UM171 glues asymmetric CRL3-HDAC1/2 assembly to degrade CoREST corepressors

Abstract

UM171 is a potent agonist of ex vivo human hematopoietic stem cell (HSC) self-renewal. By co-opting KBTBD4, a substrate receptor of the CULLIN3-RING E3 ubiquitin ligase (CRL3) complex, UM171 promotes the degradation of the LSD1-CoREST corepressor complex, thereby limiting HSC attrition. However, the direct target and mechanism of action of UM171 remain unclear. Here, we reveal that UM171 acts as a molecular glue to induce high-affinity interactions between KBTBD4 and HDAC1/2 to promote corepressor degradation. Through proteomics and chemical inhibitor studies, we discover that the principal target of UM171 is HDAC1/2. Cryo-electron microscopy analysis of dimeric KBTBD4 bound to UM171 and the LSD1-HDAC1-CoREST complex unveils an asymmetric assembly, in which a single UM171 molecule enables a pair of KELCH-repeat propeller domains to recruit the HDAC1 catalytic domain. One KBTBD4 propeller partially masks the rim of the HDAC1 active site, which is exploited by UM171 to extend the E3-neo-substrate interface. The other propeller cooperatively strengthens HDAC1 binding via a distinct interface.
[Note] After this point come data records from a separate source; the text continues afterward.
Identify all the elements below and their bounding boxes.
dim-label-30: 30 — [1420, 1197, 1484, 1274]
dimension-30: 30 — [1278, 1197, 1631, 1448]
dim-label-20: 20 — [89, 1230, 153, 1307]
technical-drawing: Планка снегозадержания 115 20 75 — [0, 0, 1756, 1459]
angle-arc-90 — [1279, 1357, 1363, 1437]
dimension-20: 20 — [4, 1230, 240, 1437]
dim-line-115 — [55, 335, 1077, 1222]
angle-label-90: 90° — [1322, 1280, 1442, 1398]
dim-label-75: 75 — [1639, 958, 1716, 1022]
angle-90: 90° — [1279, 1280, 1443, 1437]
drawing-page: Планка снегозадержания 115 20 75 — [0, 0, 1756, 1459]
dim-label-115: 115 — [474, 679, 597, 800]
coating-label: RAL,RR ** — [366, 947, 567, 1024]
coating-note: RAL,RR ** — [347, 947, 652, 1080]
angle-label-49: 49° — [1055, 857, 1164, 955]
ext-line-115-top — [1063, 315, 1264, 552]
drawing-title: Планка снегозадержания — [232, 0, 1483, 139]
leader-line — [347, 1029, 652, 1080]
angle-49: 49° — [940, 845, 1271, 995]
The overall CoREST-HDAC1/2-KBTBD4 interaction is further buttressed by an endogenous cofactor, inositol hexakisphosphate, which acts as a second molecular glue. The functional relevance of the quaternary complex interaction surfaces is demonstrated by base editor scanning of KBTBD4 and HDAC1. By delineating the direct target of UM171 and its mechanism of action, we reveal how the cooperativity offered by a dimeric CRL3 E3 can be leveraged by a small molecule degrader.